How to Become Radio-Rock Regs in Three Easy Steps
When Cave In’s metalcore assault of Beyond Hypothermia dropped in 1998, I’m quite positive that the absolute last place this Boston quartet envisioned themselves at in five years was aside Christina Aguilera on RCA Records. But here we are in 2003: Cave In have traded their fits of metallic rage in for their bid at radio-rock disposability. In case you’ve missed a step in Cave In’s bipolar musical (d)evolution, let me rewind.
Initiating a five year time bomb that will eventually explode when Antenna exposes its major label skin in March of 2003, Cave In began hacking their abrasive, hardcore-riddled sound through the Boston underground in the mid-‘90s. Eventually capturing the ear of the metal prodigies at Hydra Head Records, Cave In exorcised bone-breaking, yet articulate, sounds from the metal and hardcore subgenres with violent results as heard on the aforementioned full-length, Beyond Hypothermia. But, as the creative undertow swept the core members of Cave In away on an arty, progressive whim, 2000’s Jupiter was a shocking departure. Disfiguring the body of Beyond Hypothermia by tearing its metalcore appendages apart and salvaging its intellectual body, Cave In pieced its newly found sound back together with stitches of ethereal space and prog-rock tendencies. Subsequently, they were heralded as the band whose axis of sound was at the intersection of Radiohead, Pink Floyd, and Failure.
But after the spellbinding atmospheres of prog-space-rock that Jupiter explored, Cave In were locked in the sights of major label crosshairs. And Antenna, an overproduced soundtrack of indie rock maestros-cum-major label sweethearts, is its tepid result. Although Stephen Brodsky, vocalist/guitarist of Cave In, peppers their press release with such indie empowerment maxims as “We deliberately wanted to do this as a challenge to ourselves” and “I wanted to take the biggest advantage of the time and the money,” Antenna is undeniably the latest product of major label conformity.
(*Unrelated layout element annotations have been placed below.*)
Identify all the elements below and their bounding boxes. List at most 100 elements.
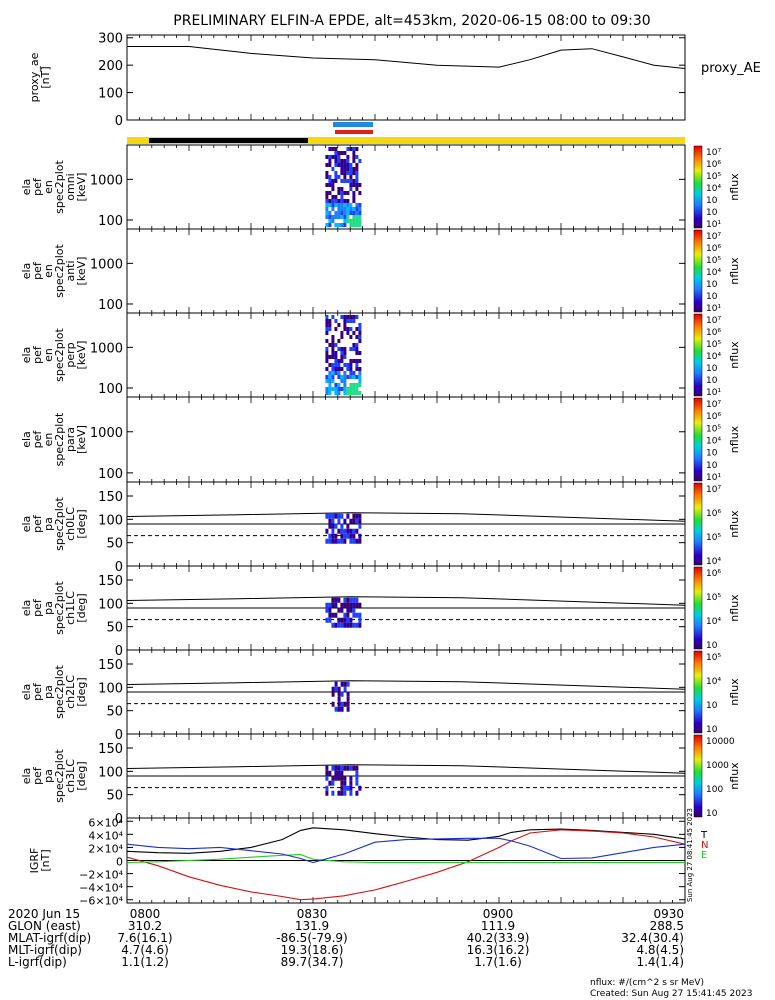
spectrogram-cell [337,199,340,203]
spectrogram-cell [334,363,337,367]
spectrogram-cell [343,613,346,618]
spectrogram-cell [331,207,334,211]
ephemeris-value: 1.4(1.4) [636,955,684,969]
spectrogram-cell [337,766,340,771]
colorbar-tick-label: 100 [706,785,723,795]
spectrogram-cell [325,355,328,359]
spectrogram-cell [340,351,343,355]
spectrogram-cell [337,375,340,379]
colorbar-gradient [694,314,702,396]
spectrogram-cell [325,339,328,343]
spectrogram-cell [334,179,337,183]
spectrogram-cell [358,191,361,195]
spectrogram-cell [331,603,334,608]
spectrogram-cell [349,175,352,179]
spectrogram-cell [340,203,343,207]
spectrogram-cell [328,223,331,227]
spectrogram-cell [346,534,349,539]
y-axis-label: [keV] [75,257,88,286]
spectrogram-cell [325,327,328,331]
spectrogram-cell [325,786,328,791]
spectrogram-cell [344,682,347,687]
spectrogram-cell [334,327,337,331]
spectrogram-cell [340,179,343,183]
spectrogram-cell [349,319,352,323]
y-axis-label: [deg] [75,593,88,622]
spectrogram-cell [358,371,361,375]
spectrogram-cell [328,343,331,347]
spectrogram-cell [331,776,334,781]
spectrogram-cell [352,191,355,195]
spectrogram-cell [328,387,331,391]
spectrogram-cell [343,215,346,219]
colorbar-tick-label: 10⁷ [706,485,721,495]
spectrogram-cell [325,771,328,776]
spectrogram-cell [352,155,355,159]
spectrogram-cell [355,167,358,171]
spectrogram-cell [355,207,358,211]
colorbar-tick-label: 10⁷ [706,400,721,410]
spectrogram-cell [325,199,328,203]
spectrogram-cell [340,167,343,171]
spectrogram-cell [325,766,328,771]
spectrogram-cell [340,623,343,628]
spectrogram-cell [343,199,346,203]
spectrogram-cell [334,171,337,175]
loss-cone-upper [127,681,685,689]
spectrogram-cell [349,618,352,623]
spectrogram-cell [340,791,343,796]
colorbar-tick-label: 10⁴ [706,557,721,567]
spectrogram-cell [337,598,340,603]
spectrogram-cell [346,367,349,371]
spectrogram-cell [331,315,334,319]
colorbar-gradient [694,735,702,817]
spectrogram-cell [355,367,358,371]
spectrogram-cell [352,207,355,211]
spectrogram-cell [352,534,355,539]
spectrogram-cell [337,191,340,195]
spectrogram-cell [352,223,355,227]
spectrogram-cell [332,692,335,697]
spectrogram-cell [325,215,328,219]
y-tick-label: 6×10⁴ [88,816,123,829]
spectrogram-cell [334,776,337,781]
spectrogram-cell [328,219,331,223]
spectrogram-cell [355,603,358,608]
spectrogram-cell [343,355,346,359]
orbit-bar-night [149,138,308,143]
spectrogram-cell [340,207,343,211]
spectrogram-cell [337,618,340,623]
spectrogram-cell [334,771,337,776]
colorbar-label: nflux [728,594,741,622]
spectrogram-cell [346,203,349,207]
spectrogram-cell [325,379,328,383]
chart-title: PRELIMINARY ELFIN-A EPDE, alt=453km, 202… [173,13,650,29]
spectrogram-cell [334,351,337,355]
y-axis-label: [nT] [39,849,52,871]
y-tick-label: 100 [98,382,123,397]
spectrogram-cell [343,786,346,791]
spectrogram-cell [337,363,340,367]
spectrogram-cell [328,539,331,544]
spectrogram-cell [349,147,352,151]
spectrogram-cell [334,383,337,387]
spectrogram-cell [349,335,352,339]
spectrogram-cell [328,363,331,367]
spectrogram-cell [346,524,349,529]
spectrogram-cell [328,155,331,159]
spectrogram-cell [349,327,352,331]
spectrogram-cells [332,682,350,712]
colorbar-tick-label: 10⁶ [706,244,721,254]
spectrogram-cell [349,623,352,628]
spectrogram-cells [325,315,361,395]
spectrogram-cell [337,151,340,155]
spectrogram-cell [337,608,340,613]
spectrogram-cell [325,367,328,371]
spectrogram-cell [328,327,331,331]
spectrogram-cell [355,187,358,191]
spectrogram-cell [343,323,346,327]
spectrogram-cell [355,363,358,367]
spectrogram-cell [346,159,349,163]
spectrogram-cell [334,623,337,628]
colorbar: 10000100010010nflux [694,735,741,819]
In fact, Antenna is lacking in every sonic department they previously thrived upon and sounds exactly what fans of old feared: immaculate, sterile guitar production; rigid, radio-ready song structures; and an end to the dynamic, cosmos-exploring sound that elevated Jupiter to a stunning success. The evidence is in every track of the dozen that find their way onto Cave In’s major label debut: all twelve songs are buffed and chiseled to a buff radio-rock luster so devoid of Beyond Hypothermia‘s prog-metal and Jupiter’s space-rock that each could pass as a bona-fide, typical major label single.
However, marred as it may be, Antenna at least attempts to filter in Cave In’s indie rock ideals of the past. Shades of My Bloody Valentine’s beautiful feedback paintings try to surface on “Joy Opposites” before being drowned in Clear Channel-type rock. “Seafrost” resides as a relic to their epic rock history, but fails to resurrect even a glimmer of hope, while somber acoustics attempt to rouse sensitivity and flood emotion on “Beautiful Son”. But this simply isn’t enough—Cave In have either artistically lost their edge, or are the latest major label casualty. Either way, RCA has gained another commercially conformed rock act and we have one less hope at major label justice.
Antenna buries Cave In’s expanses of space, burns their previous prog-rock adventures and abandons their innate sense to carve epic rock songs from a few guitars and a drum. It’s wasted potential, a wasted gift of rock majesty, a wasted opportunity to expand the strict major label budget and produce a triumphant indie rock gem. Antenna could have been many things that it wasn’t. But ultimately, Antenna is a eulogy.